Remember: When reporting 99211, there must be some “evaluation and management” of the patient. According to Terri Brame Joy, MBA, CPC, COC, CGSC, CPC-I, product manager, MRO, in Philadelphia, “There must be some work not captured by the CPT® code to report with 99211. The work described is included in the urinalysis codes. One example of a 99211 is a period blood pressure check.”

Obtaining patient history and getting results doesn’t count as a true evaluation and management service. Billing an E/M service requires that the patient have an exam, discussion of symptoms, medical decision making (MDM), consideration of possible diagnoses, and a treatment plan needs to be made.

If there is a true E/M service, most of the time you’ll report the tests and an office/outpatient E/M service separately, because they are distinct services and the order for the test is often the result of an E/M service.
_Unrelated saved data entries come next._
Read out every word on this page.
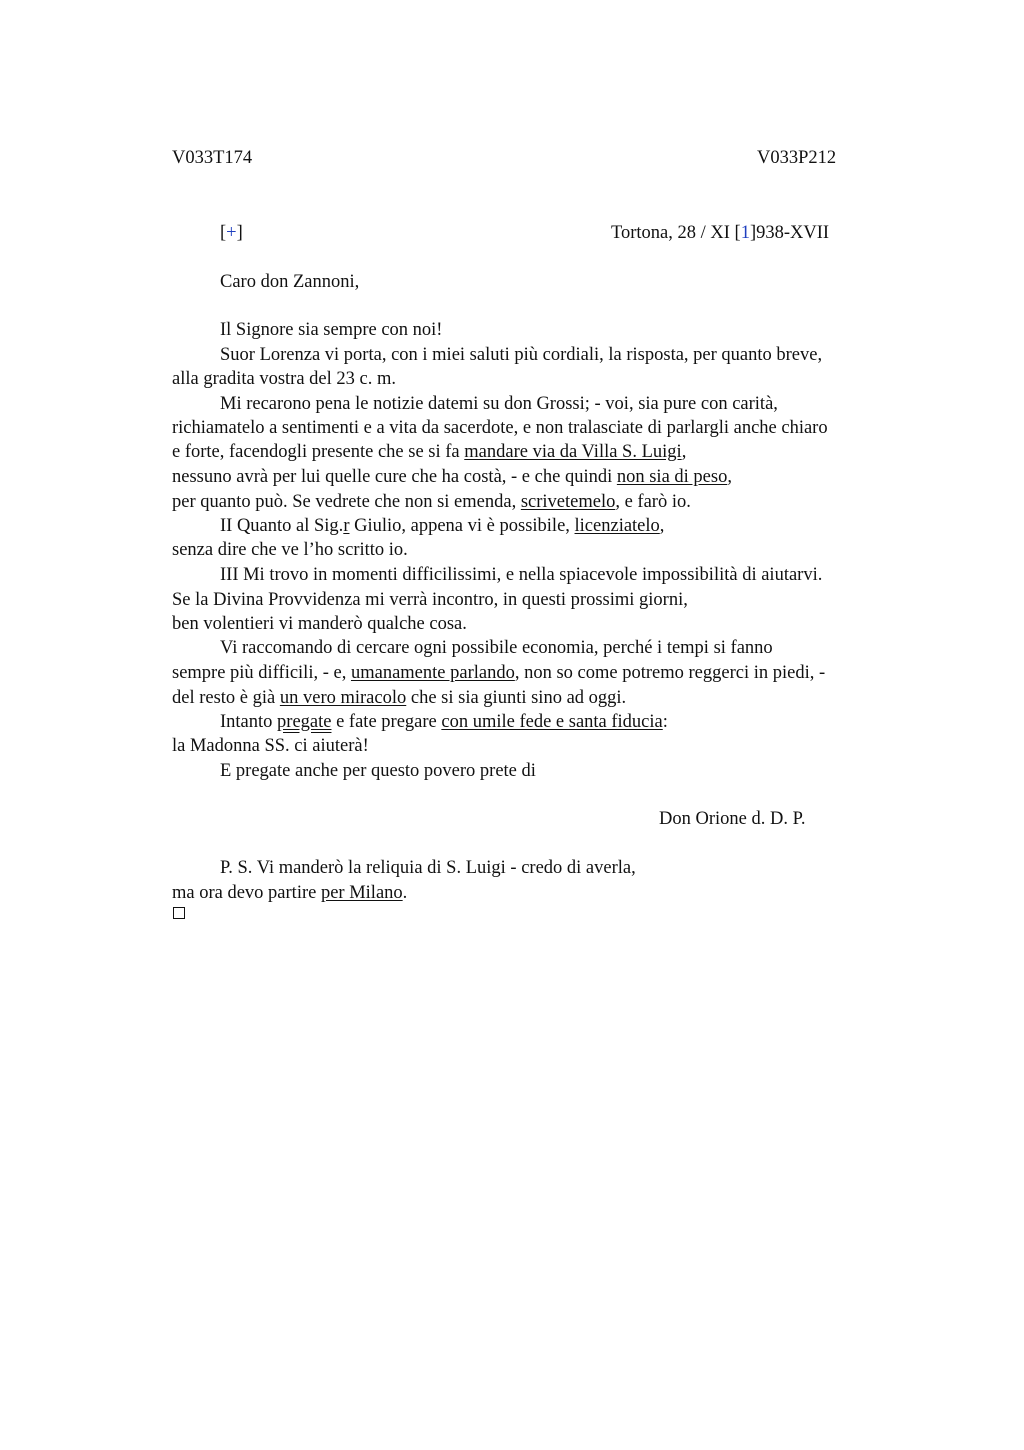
V033T174	V033P212
[+]	Tortona, 28 / XI [1]938-XVII
Caro don Zannoni,
Il Signore sia sempre con noi!
Suor Lorenza vi porta, con i miei saluti più cordiali, la risposta, per quanto breve,
alla gradita vostra del 23 c. m.
Mi recarono pena le notizie datemi su don Grossi; - voi, sia pure con carità,
richiamatelo a sentimenti e a vita da sacerdote, e non tralasciate di parlargli anche chiaro
e forte, facendogli presente che se si fa mandare via da Villa S. Luigi,
nessuno avrà per lui quelle cure che ha costà, - e che quindi non sia di peso,
per quanto può. Se vedrete che non si emenda, scrivetemelo, e farò io.
II Quanto al Sig.r Giulio, appena vi è possibile, licenziatelo,
senza dire che ve l’ho scritto io.
III Mi trovo in momenti difficilissimi, e nella spiacevole impossibilità di aiutarvi.
Se la Divina Provvidenza mi verrà incontro, in questi prossimi giorni,
ben volentieri vi manderò qualche cosa.
Vi raccomando di cercare ogni possibile economia, perché i tempi si fanno
sempre più difficili, - e, umanamente parlando, non so come potremo reggerci in piedi, -
del resto è già un vero miracolo che si sia giunti sino ad oggi.
Intanto pregate e fate pregare con umile fede e santa fiducia:
la Madonna SS. ci aiuterà!
E pregate anche per questo povero prete di
Don Orione d. D. P.
P. S. Vi manderò la reliquia di S. Luigi - credo di averla,
ma ora devo partire per Milano.
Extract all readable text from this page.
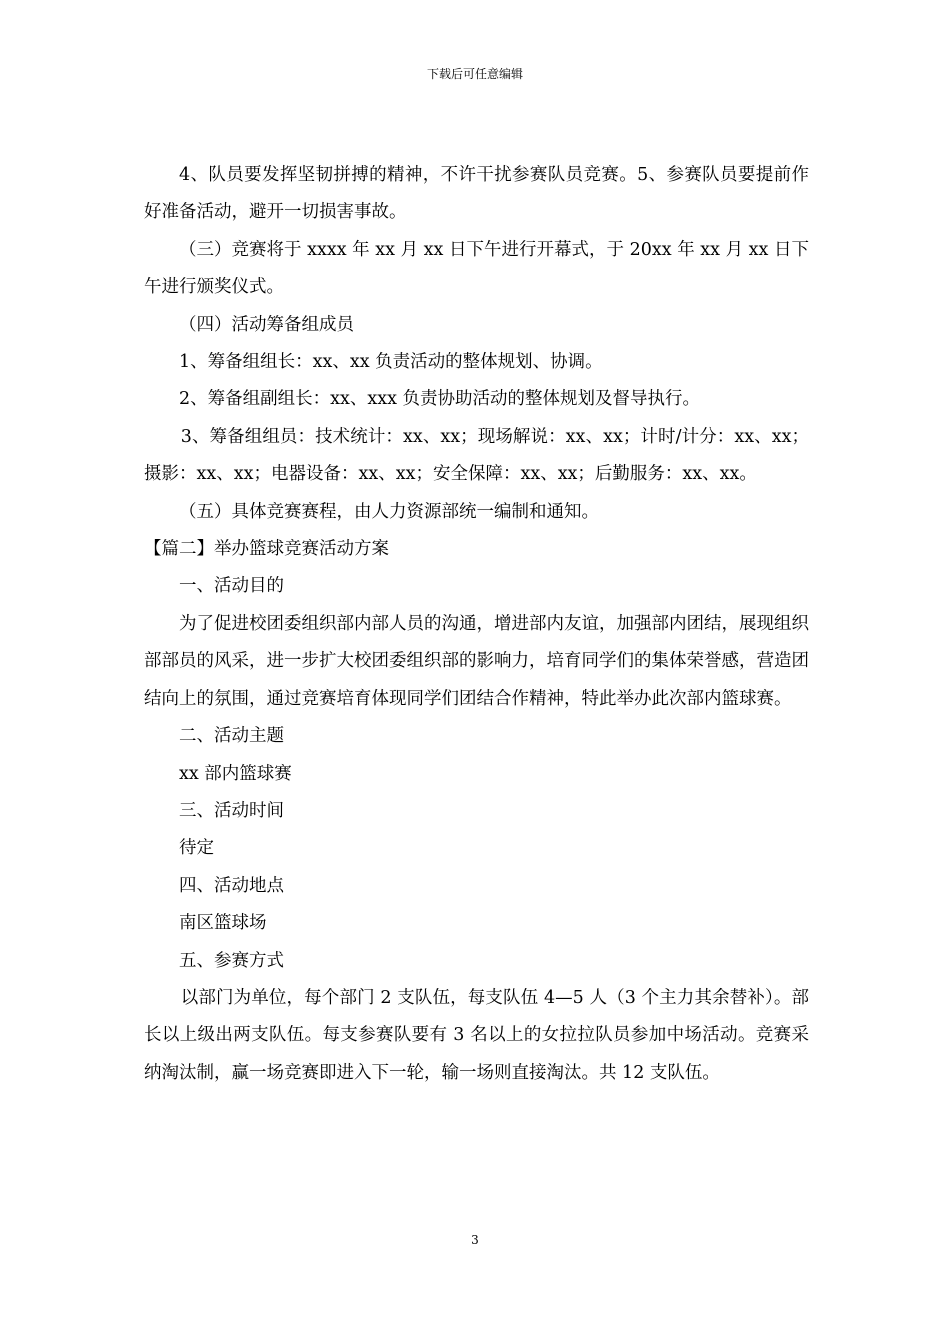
下载后可任意编辑

4、队员要发挥坚韧拼搏的精神，不许干扰参赛队员竞赛。5、参赛队员要提前作好准备活动，避开一切损害事故。

（三）竞赛将于 xxxx 年 xx 月 xx 日下午进行开幕式，于 20xx 年 xx 月 xx 日下午进行颁奖仪式。

（四）活动筹备组成员

1、筹备组组长：xx、xx 负责活动的整体规划、协调。

2、筹备组副组长：xx、xxx 负责协助活动的整体规划及督导执行。

3、筹备组组员：技术统计：xx、xx；现场解说：xx、xx；计时/计分：xx、xx；摄影：xx、xx；电器设备：xx、xx；安全保障：xx、xx；后勤服务：xx、xx。

（五）具体竞赛赛程，由人力资源部统一编制和通知。

【篇二】举办篮球竞赛活动方案

一、活动目的

为了促进校团委组织部内部人员的沟通，增进部内友谊，加强部内团结，展现组织部部员的风采，进一步扩大校团委组织部的影响力，培育同学们的集体荣誉感，营造团结向上的氛围，通过竞赛培育体现同学们团结合作精神，特此举办此次部内篮球赛。

二、活动主题

xx 部内篮球赛

三、活动时间

待定

四、活动地点

南区篮球场

五、参赛方式

以部门为单位，每个部门 2 支队伍，每支队伍 4—5 人（3 个主力其余替补）。部长以上级出两支队伍。每支参赛队要有 3 名以上的女拉拉队员参加中场活动。竞赛采纳淘汰制，赢一场竞赛即进入下一轮，输一场则直接淘汰。共 12 支队伍。

3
So, the urinalysis is usually separately reported in addition to an E/M, but some payers may require a modifier 25 (Significant, separately identifiable evaluation and management service by the same physician or other qualified health care professional on the same day of the procedure or other service) appended to the E/M.

In cases where payers deny 81000-81003 as bundled into an office/outpatient E/M, you can also try appending modifier 59 (Distinct procedural service) to the 81000-81003 codes to see if that overrides the edit in question.

Note: Remember also that 99211 exists as an incident-to code. In order to bill 99211 at all, the physician needs to have delegated the service to a nurse. In other words, if the physician does not see the patient, but the nurse performs the service as ordered by the physician, thoroughly evaluates and manages (as described above), and the supervising physician is in the building, you can bill 99211 under the physician’s credentials. If the surgeon does end up seeing the patient, then the surgeon would report an E/M service based on the MDM or time spent on the date of service end up billing something higher than 99211, such as a 99212.